One thing that was apparent during the COVID pandemic was that banks are very creative by nature and able to step up to meet the needs of their customers and the communities that they serve. This has led to the rapid ascension and adoption of digital products and services that consumers can access 24/7.
With this comes a great responsibility for understanding the risks that are associated with those complex technological advancements while safeguarding against those bad actors trying to sabotage the system. Rest assured that there are keys for that, and it all starts with a trusted partner.
As banks leverage the expertise of the third-party partners, it’s important to have in place a Third-Party Vendor Risk Management Program designed to fit within the bank’s overall strategic plan, short and long-term goals, and business objectives.
Based on the bank’s directional compass, it’s common to weigh the risk versus reward scenario for the opportunity to pursue these digital advancements. As this starts the risk management process, be sure to take into consideration the relevant risks associated with any relationship, including the generally accepted banking risk categories (such as Credit, Interest Rate, Liquidity, Transaction, Compliance, Strategic, and Reputation.)
- The due diligence process will further examine those risks determined to be key from the above considerations as the bank will want to tailor this based on the complexity of the third-party relationship (such as a core system provider versus a one-time digital marketing campaign.) At a minimum, consider the following:
- The third-party’s experience in performing the proposed product or service. It’s important that the bank can verify the expertise with other sources while also completing its own research into available resource (such as the Better Business Bureau, Google, etc.)
- Determine whether the third-party’s business model appears to support longevity and can withstand changes in the market (such as those due to an unexpected pandemic…who saw that coming?)

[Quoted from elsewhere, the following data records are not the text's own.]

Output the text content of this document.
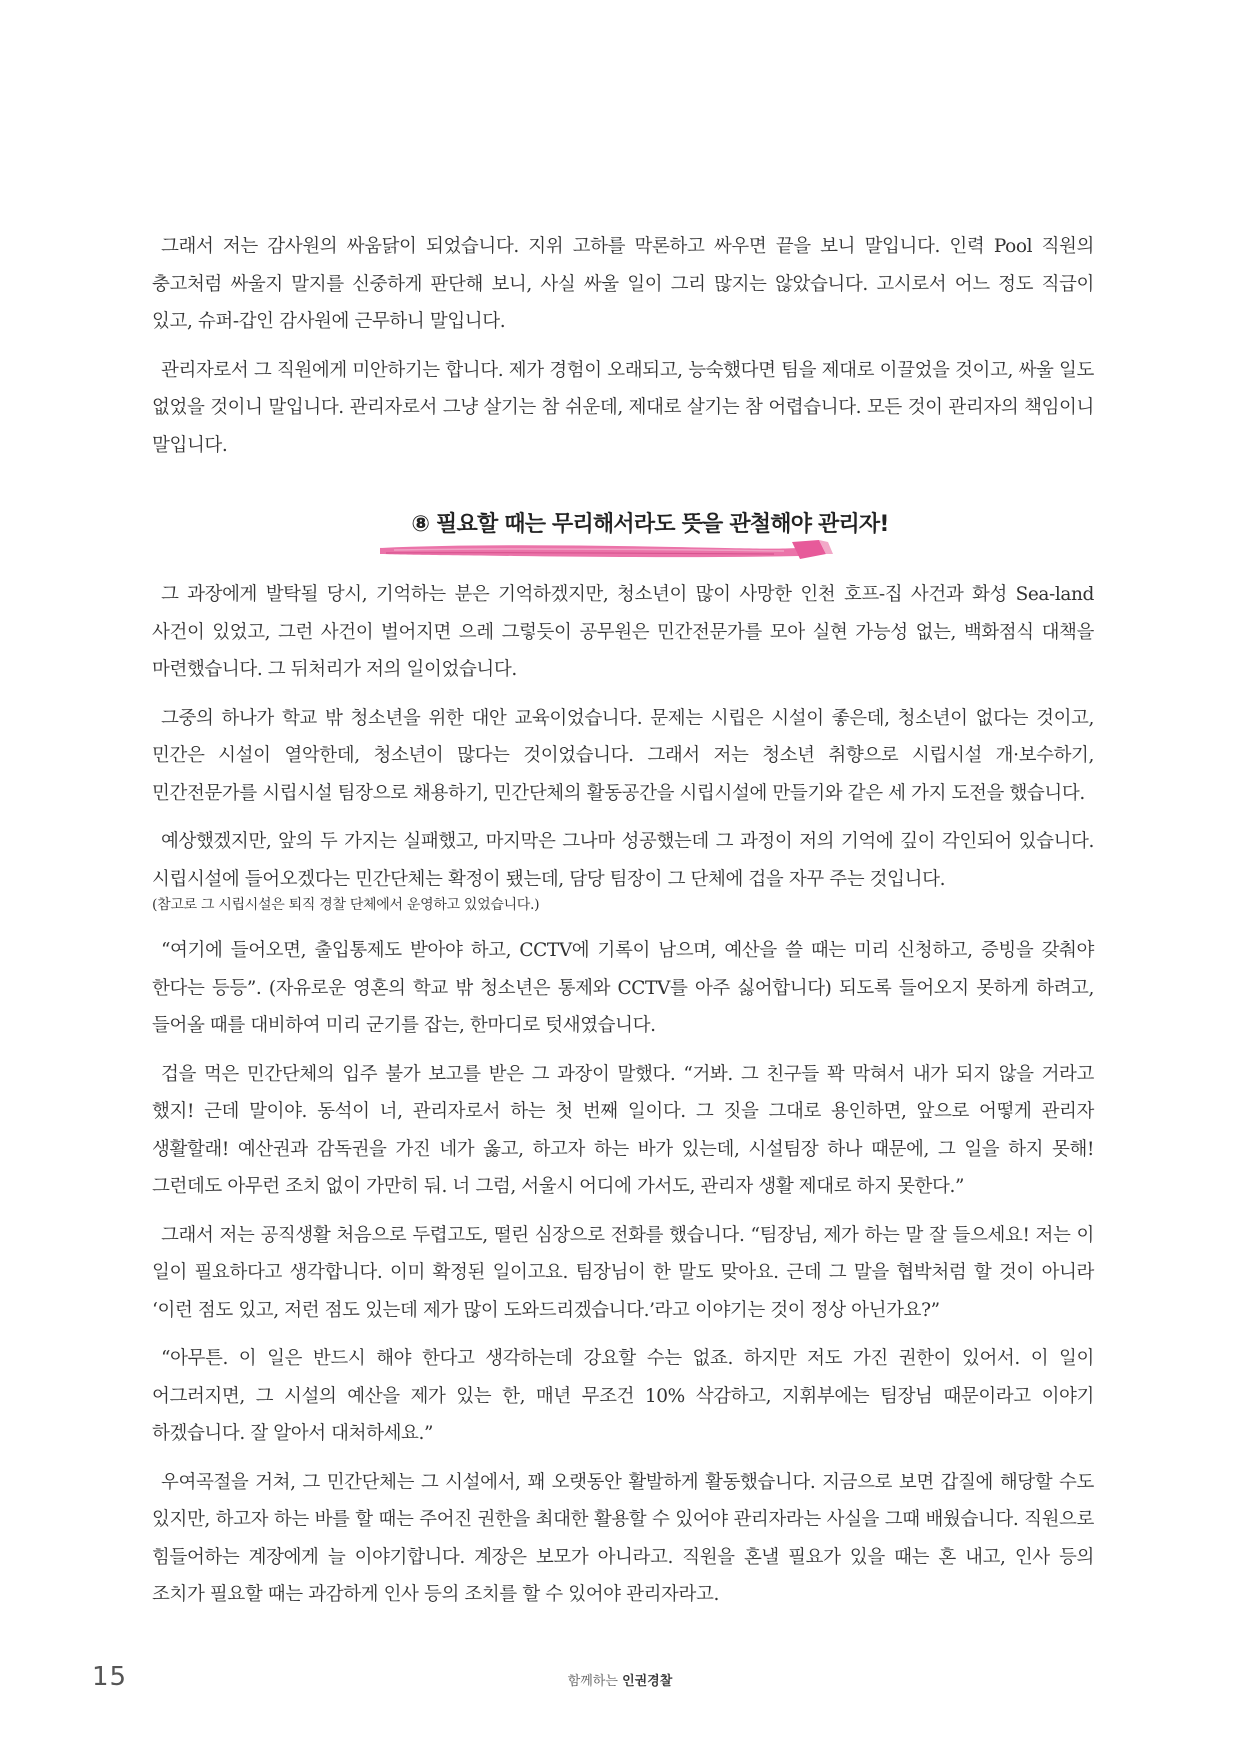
그래서 저는 감사원의 싸움닭이 되었습니다. 지위 고하를 막론하고 싸우면 끝을 보니 말입니다. 인력 Pool 직원의 충고처럼 싸울지 말지를 신중하게 판단해 보니, 사실 싸울 일이 그리 많지는 않았습니다. 고시로서 어느 정도 직급이 있고, 슈퍼-갑인 감사원에 근무하니 말입니다.

관리자로서 그 직원에게 미안하기는 합니다. 제가 경험이 오래되고, 능숙했다면 팀을 제대로 이끌었을 것이고, 싸울 일도 없었을 것이니 말입니다. 관리자로서 그냥 살기는 참 쉬운데, 제대로 살기는 참 어렵습니다. 모든 것이 관리자의 책임이니 말입니다.

⑧ 필요할 때는 무리해서라도 뜻을 관철해야 관리자!

그 과장에게 발탁될 당시, 기억하는 분은 기억하겠지만, 청소년이 많이 사망한 인천 호프-집 사건과 화성 Sea-land 사건이 있었고, 그런 사건이 벌어지면 으레 그렇듯이 공무원은 민간전문가를 모아 실현 가능성 없는, 백화점식 대책을 마련했습니다. 그 뒤처리가 저의 일이었습니다.

그중의 하나가 학교 밖 청소년을 위한 대안 교육이었습니다. 문제는 시립은 시설이 좋은데, 청소년이 없다는 것이고, 민간은 시설이 열악한데, 청소년이 많다는 것이었습니다. 그래서 저는 청소년 취향으로 시립시설 개·보수하기, 민간전문가를 시립시설 팀장으로 채용하기, 민간단체의 활동공간을 시립시설에 만들기와 같은 세 가지 도전을 했습니다.

예상했겠지만, 앞의 두 가지는 실패했고, 마지막은 그나마 성공했는데 그 과정이 저의 기억에 깊이 각인되어 있습니다. 시립시설에 들어오겠다는 민간단체는 확정이 됐는데, 담당 팀장이 그 단체에 겁을 자꾸 주는 것입니다.

(참고로 그 시립시설은 퇴직 경찰 단체에서 운영하고 있었습니다.)

“여기에 들어오면, 출입통제도 받아야 하고, CCTV에 기록이 남으며, 예산을 쓸 때는 미리 신청하고, 증빙을 갖춰야 한다는 등등”. (자유로운 영혼의 학교 밖 청소년은 통제와 CCTV를 아주 싫어합니다) 되도록 들어오지 못하게 하려고, 들어올 때를 대비하여 미리 군기를 잡는, 한마디로 텃새였습니다.

겁을 먹은 민간단체의 입주 불가 보고를 받은 그 과장이 말했다. “거봐. 그 친구들 꽉 막혀서 내가 되지 않을 거라고 했지! 근데 말이야. 동석이 너, 관리자로서 하는 첫 번째 일이다. 그 짓을 그대로 용인하면, 앞으로 어떻게 관리자 생활할래! 예산권과 감독권을 가진 네가 옳고, 하고자 하는 바가 있는데, 시설팀장 하나 때문에, 그 일을 하지 못해! 그런데도 아무런 조치 없이 가만히 둬. 너 그럼, 서울시 어디에 가서도, 관리자 생활 제대로 하지 못한다.”

그래서 저는 공직생활 처음으로 두렵고도, 떨린 심장으로 전화를 했습니다. “팀장님, 제가 하는 말 잘 들으세요! 저는 이 일이 필요하다고 생각합니다. 이미 확정된 일이고요. 팀장님이 한 말도 맞아요. 근데 그 말을 협박처럼 할 것이 아니라 ‘이런 점도 있고, 저런 점도 있는데 제가 많이 도와드리겠습니다.’라고 이야기는 것이 정상 아닌가요?”

“아무튼. 이 일은 반드시 해야 한다고 생각하는데 강요할 수는 없죠. 하지만 저도 가진 권한이 있어서. 이 일이 어그러지면, 그 시설의 예산을 제가 있는 한, 매년 무조건 10% 삭감하고, 지휘부에는 팀장님 때문이라고 이야기 하겠습니다. 잘 알아서 대처하세요.”

우여곡절을 거쳐, 그 민간단체는 그 시설에서, 꽤 오랫동안 활발하게 활동했습니다. 지금으로 보면 갑질에 해당할 수도 있지만, 하고자 하는 바를 할 때는 주어진 권한을 최대한 활용할 수 있어야 관리자라는 사실을 그때 배웠습니다. 직원으로 힘들어하는 계장에게 늘 이야기합니다. 계장은 보모가 아니라고. 직원을 혼낼 필요가 있을 때는 혼 내고, 인사 등의 조치가 필요할 때는 과감하게 인사 등의 조치를 할 수 있어야 관리자라고.

15	함께하는 인권경찰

- Thoroughly review the financial picture of the third-party and any closely related affiliates as credit risk is an important factor for long-term sustainability.
- Much like the compliance risk faced by banks, ensure privacy and security measures are functioning as designed especially when dealing with “non-public personal information”, including through analysis of audit reports commonly referred to as “SOC” (service organization controls) reports.

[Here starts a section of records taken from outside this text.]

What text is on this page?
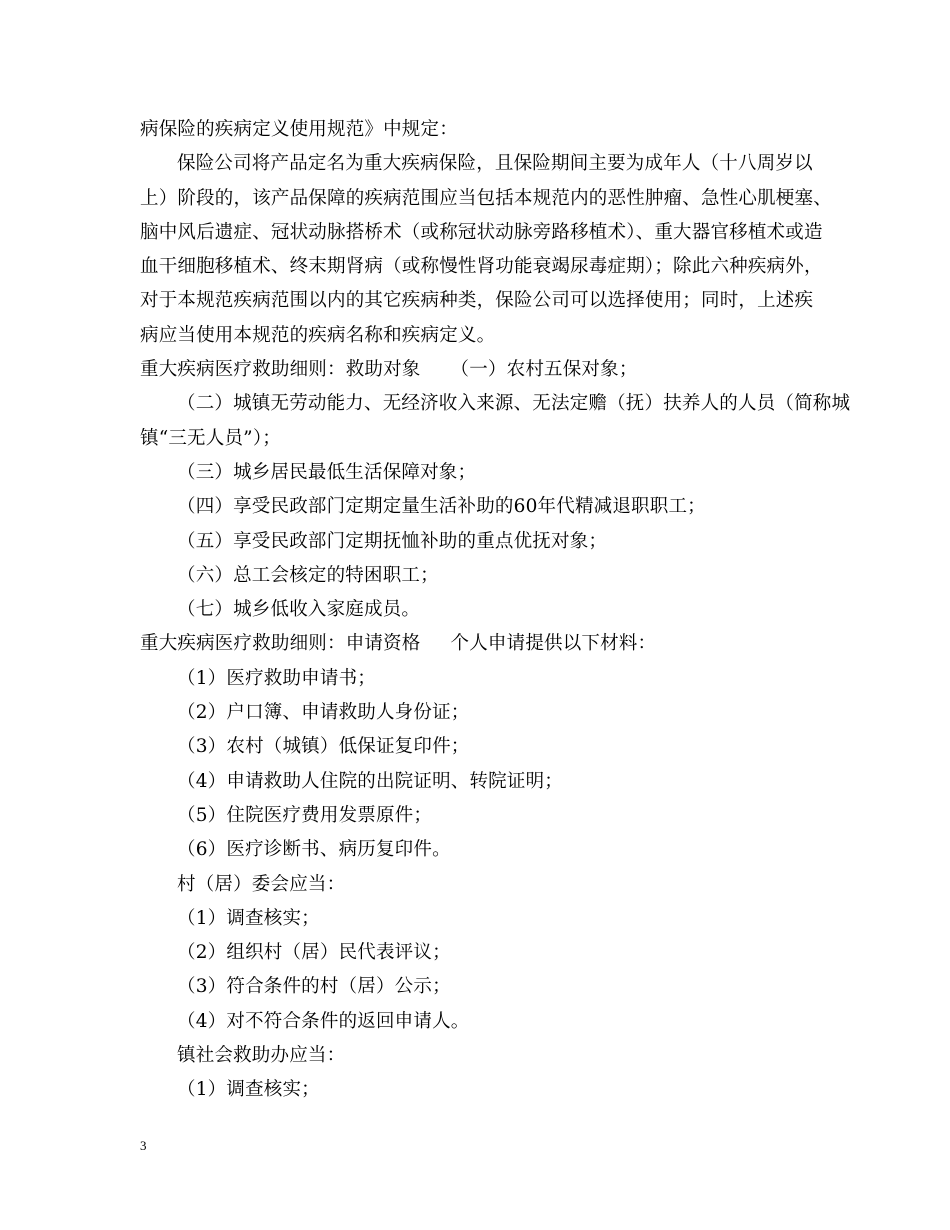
病保险的疾病定义使用规范》中规定：
保险公司将产品定名为重大疾病保险，且保险期间主要为成年人（十八周岁以
上）阶段的，该产品保障的疾病范围应当包括本规范内的恶性肿瘤、急性心肌梗塞、
脑中风后遗症、冠状动脉搭桥术（或称冠状动脉旁路移植术）、重大器官移植术或造
血干细胞移植术、终末期肾病（或称慢性肾功能衰竭尿毒症期）；除此六种疾病外，
对于本规范疾病范围以内的其它疾病种类，保险公司可以选择使用；同时，上述疾
病应当使用本规范的疾病名称和疾病定义。
重大疾病医疗救助细则：救助对象 （一）农村五保对象；
（二）城镇无劳动能力、无经济收入来源、无法定赡（抚）扶养人的人员（简称城
镇“三无人员”）；
（三）城乡居民最低生活保障对象；
（四）享受民政部门定期定量生活补助的60年代精减退职职工；
（五）享受民政部门定期抚恤补助的重点优抚对象；
（六）总工会核定的特困职工；
（七）城乡低收入家庭成员。
重大疾病医疗救助细则：申请资格 个人申请提供以下材料：
（1）医疗救助申请书；
（2）户口簿、申请救助人身份证；
（3）农村（城镇）低保证复印件；
（4）申请救助人住院的出院证明、转院证明；
（5）住院医疗费用发票原件；
（6）医疗诊断书、病历复印件。
村（居）委会应当：
（1）调查核实；
（2）组织村（居）民代表评议；
（3）符合条件的村（居）公示；
（4）对不符合条件的返回申请人。
镇社会救助办应当：
（1）调查核实；
3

- The last thing standing in the way (assuming all the boxes are checked) is a safe and sound contract that spells out the responsibilities for both parties and is positioned to protect the bank, related parties, and its customers. Remember, it’s important to have an exit strategy in case the bank’s strategic direction change and the bank needs to pivot.
By implementing and following a consistent and repeatable third-party risk management process, the bank will put itself in the best position to meet its strategic goals and objectives while positively impact its customers and community it serves. Now, that’s nothing but net, when partners work together…Swish!